Gambaran Emily yang menikmati acara kantor sebagai "tamu" lebih mirip roadshow socialite, yakni seseorang yang datang ke banyak acara atau event dengan fokus networking santai, daripada Marketing Executive. Di dunia nyata, event bukan sekadar pesta, tapi alat untuk menghasilkan dampak pemasaran nyata.
5. Gak pernah ada meeting untuk evaluasi bersama klien

Pernahkah kamu melihat adegan tim Agence Grateau mengadakan meeting dengan klien setelah proyek berjalan? Hampir tidak pernah, yang ada hanya obrolan kasual dengan hasil akhir si klien puas dengan strategi marketing Emily dkk..

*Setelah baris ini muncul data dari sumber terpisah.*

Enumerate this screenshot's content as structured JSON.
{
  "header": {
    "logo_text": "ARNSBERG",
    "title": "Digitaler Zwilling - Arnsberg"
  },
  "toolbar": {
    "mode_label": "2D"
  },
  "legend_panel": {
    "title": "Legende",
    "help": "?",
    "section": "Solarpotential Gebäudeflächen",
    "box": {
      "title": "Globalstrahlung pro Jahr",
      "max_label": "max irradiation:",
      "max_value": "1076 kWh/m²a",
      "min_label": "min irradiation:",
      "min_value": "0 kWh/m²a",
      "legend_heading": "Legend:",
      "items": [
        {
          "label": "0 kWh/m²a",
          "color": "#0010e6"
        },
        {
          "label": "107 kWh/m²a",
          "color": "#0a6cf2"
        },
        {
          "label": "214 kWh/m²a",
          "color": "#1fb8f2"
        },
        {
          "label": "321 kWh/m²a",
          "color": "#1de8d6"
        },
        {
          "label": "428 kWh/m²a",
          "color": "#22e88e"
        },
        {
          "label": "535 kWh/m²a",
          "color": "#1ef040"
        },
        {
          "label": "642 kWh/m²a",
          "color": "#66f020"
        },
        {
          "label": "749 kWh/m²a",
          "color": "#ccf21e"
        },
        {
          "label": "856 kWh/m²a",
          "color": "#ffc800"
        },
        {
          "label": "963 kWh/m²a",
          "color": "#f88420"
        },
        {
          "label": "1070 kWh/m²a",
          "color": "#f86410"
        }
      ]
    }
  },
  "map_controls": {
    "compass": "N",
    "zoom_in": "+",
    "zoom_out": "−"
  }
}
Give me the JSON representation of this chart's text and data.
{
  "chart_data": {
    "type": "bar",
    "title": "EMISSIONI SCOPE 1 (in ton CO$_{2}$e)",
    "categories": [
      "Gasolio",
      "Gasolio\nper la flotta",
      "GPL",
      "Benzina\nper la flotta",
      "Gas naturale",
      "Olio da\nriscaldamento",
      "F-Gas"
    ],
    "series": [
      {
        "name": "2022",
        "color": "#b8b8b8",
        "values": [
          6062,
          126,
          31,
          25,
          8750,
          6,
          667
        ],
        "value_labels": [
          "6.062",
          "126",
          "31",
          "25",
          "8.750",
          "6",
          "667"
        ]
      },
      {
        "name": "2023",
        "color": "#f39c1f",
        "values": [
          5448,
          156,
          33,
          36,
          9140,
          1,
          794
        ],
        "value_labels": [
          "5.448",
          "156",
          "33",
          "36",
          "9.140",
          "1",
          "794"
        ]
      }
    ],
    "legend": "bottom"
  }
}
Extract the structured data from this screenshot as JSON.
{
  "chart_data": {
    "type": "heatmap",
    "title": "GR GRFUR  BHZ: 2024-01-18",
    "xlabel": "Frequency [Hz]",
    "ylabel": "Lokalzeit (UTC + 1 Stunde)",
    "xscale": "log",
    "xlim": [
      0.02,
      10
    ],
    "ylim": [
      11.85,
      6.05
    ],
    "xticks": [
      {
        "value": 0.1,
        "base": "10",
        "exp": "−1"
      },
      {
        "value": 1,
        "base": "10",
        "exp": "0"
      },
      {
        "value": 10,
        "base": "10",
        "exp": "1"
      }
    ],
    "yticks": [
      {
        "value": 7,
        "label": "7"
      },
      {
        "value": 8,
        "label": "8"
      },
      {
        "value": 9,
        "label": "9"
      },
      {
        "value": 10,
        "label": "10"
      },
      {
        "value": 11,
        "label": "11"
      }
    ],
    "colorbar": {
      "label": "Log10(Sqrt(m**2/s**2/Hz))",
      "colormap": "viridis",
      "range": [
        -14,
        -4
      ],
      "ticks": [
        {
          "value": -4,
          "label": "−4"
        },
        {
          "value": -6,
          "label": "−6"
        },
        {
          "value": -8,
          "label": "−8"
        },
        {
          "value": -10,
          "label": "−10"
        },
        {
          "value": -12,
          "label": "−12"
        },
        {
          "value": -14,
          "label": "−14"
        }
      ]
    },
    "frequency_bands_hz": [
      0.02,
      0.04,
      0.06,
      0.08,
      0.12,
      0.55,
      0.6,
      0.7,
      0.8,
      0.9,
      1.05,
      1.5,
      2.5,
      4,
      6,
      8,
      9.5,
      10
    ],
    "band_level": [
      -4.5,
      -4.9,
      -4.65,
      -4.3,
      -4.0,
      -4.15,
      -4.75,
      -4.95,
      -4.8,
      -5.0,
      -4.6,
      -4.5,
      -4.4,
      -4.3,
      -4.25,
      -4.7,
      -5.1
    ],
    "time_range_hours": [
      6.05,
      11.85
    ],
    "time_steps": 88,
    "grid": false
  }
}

Di semesta Emily in Paris, ketika sebuah campaign atau proyek berakhir, maka semuanya selesai. Gak ada langkah penting lainnya, seperti evaluasi, meeting kelanjutan proyek, atau lainnya. Padahal, dalam praktik marketing profesional, tahan ini justru sangat krusial.
Disebut after-action meeting, tahap ini lekukan untuk membahas apa yang berhasil, mana yang gagal, kendala yang muncul, hingga kelanjutan proyek. Tanpa proses ini, campaign hanya jadi hasil akhir tanpa pembelajaran.
Pada akhirnya, Emily in Paris memang hanya sebuah tontonan untuk menghibur. Serial ini tidak memperlihatkan seluk-beluk dunia agensi atau marketing secara mendalam, hanya di permukaan dan terlihat mudah. Bagaiman menurutmu? Apakah kamu setuju?